In Rare Cases, Stroke Treatment Can Trigger Life-threatening Angioedema, Case Report Shows
Activase (alteplase), a common treatment for stroke, may trigger angioedema of the mouth and tongue that can lead to a life-threatening situation if not treated promptly, a case report shows.
The study, “Angioedema: A Life-threatening Complication of Tissue Plasminogen Activator,” was published in the journal Cureus.
It describes the case of a 78-year-old woman who was hospitalized after complaining of weakness and a loss of sensation on her right side, as well as facial droop and an inability to speak normally.
A blood analysis was normal, and no alterations were detected in a CT scan of her head, leading doctors to suspect acute ischemic stroke on her left side.
Doctors administered Activase (alteplase), a type of tissue plasminogen activator (tPA) used to break down blood clots in acute ischemic stroke patients.
However, three hours later, the woman began complaining of dry mouth. She also experienced progressively worsening swelling of the tongue, which initially affected the right side and then spread to the left.
Doctors suspected the cause of the symptoms was an allergic reaction and stopped Activase treatment. The patient then received intravenous Solu-Medrol (methylprednisolone) and diphenhydramine, corticosteroid and antihistaminic medications that suppress the immune system.
But the woman’s condition continued to worsen, and she required intubation for breathing assistance because her tongue blocked her airways. Mechanical ventilation was removed after three days of treatment with intravenous steroids.
While treatment with Activase and other tissue plasminogen activators are effective in treating ischemic stroke, they are known to cause angioedema in some patients.
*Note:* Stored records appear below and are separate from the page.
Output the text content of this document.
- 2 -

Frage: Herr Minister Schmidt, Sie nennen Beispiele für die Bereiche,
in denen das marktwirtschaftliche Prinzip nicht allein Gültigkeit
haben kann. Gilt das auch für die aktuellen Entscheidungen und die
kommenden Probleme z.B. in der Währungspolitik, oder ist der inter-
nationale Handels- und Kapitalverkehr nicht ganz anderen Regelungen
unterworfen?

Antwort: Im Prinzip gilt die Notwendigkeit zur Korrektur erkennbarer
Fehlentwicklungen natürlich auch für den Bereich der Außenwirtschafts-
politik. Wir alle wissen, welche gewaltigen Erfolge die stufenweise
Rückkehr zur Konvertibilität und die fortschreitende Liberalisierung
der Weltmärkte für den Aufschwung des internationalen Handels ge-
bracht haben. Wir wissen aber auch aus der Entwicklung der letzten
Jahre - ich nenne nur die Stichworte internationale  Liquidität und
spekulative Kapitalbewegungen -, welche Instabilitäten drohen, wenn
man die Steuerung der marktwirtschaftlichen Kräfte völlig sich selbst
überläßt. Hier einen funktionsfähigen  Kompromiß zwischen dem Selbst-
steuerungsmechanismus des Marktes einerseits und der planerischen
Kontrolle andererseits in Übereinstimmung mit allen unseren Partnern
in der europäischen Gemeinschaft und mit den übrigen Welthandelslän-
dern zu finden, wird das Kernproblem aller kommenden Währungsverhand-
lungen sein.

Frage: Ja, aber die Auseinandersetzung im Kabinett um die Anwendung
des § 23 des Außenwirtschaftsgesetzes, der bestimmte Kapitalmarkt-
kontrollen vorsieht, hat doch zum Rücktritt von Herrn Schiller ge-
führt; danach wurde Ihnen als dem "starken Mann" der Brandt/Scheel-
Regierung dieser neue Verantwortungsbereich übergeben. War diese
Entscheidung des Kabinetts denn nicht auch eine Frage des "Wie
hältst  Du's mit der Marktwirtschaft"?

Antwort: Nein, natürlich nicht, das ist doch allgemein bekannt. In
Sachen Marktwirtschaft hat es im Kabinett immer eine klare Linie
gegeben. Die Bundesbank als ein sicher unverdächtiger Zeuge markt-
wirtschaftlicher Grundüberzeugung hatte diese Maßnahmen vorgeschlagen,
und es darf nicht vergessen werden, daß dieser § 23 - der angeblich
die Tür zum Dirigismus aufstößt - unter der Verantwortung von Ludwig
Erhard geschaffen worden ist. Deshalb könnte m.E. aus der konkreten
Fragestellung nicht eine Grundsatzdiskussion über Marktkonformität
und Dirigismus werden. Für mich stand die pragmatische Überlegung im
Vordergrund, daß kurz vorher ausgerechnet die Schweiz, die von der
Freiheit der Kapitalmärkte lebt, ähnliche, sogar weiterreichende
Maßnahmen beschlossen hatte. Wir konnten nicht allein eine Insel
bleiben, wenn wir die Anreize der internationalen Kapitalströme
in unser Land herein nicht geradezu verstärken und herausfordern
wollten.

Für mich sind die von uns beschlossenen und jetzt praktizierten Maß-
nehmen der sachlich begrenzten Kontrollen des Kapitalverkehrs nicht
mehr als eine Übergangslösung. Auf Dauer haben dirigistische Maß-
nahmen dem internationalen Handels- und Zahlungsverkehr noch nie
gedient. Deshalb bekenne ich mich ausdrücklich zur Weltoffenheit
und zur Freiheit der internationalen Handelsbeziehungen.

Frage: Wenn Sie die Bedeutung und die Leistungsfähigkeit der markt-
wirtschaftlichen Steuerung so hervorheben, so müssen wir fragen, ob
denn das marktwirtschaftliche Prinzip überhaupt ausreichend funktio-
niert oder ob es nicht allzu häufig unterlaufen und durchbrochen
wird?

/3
This can be life-threatening if it affects the airways and is not treated in a timely manner.
“Orolingual angioedema [angioedema of the mouth and tongue] is a life-threatening complication of the treatment of ischemic stroke with tissue plasminogen activator (tPA) with a reported incidence of 1-5%,” researchers noted.
While angioedema is usually not life-threatening and can be managed with antihistamines and steroids, its rapid progression while compromising respiratory airways “needs emergent intubation to protect and maintain the airway,” they added.
“A physician treating acute ischemic stroke with alteplase [Activase] should be aware” of this potential complication, they said. “Routine inspection of the tongue and oropharynx” should be performed every 30-45 minutes after treatment initiation.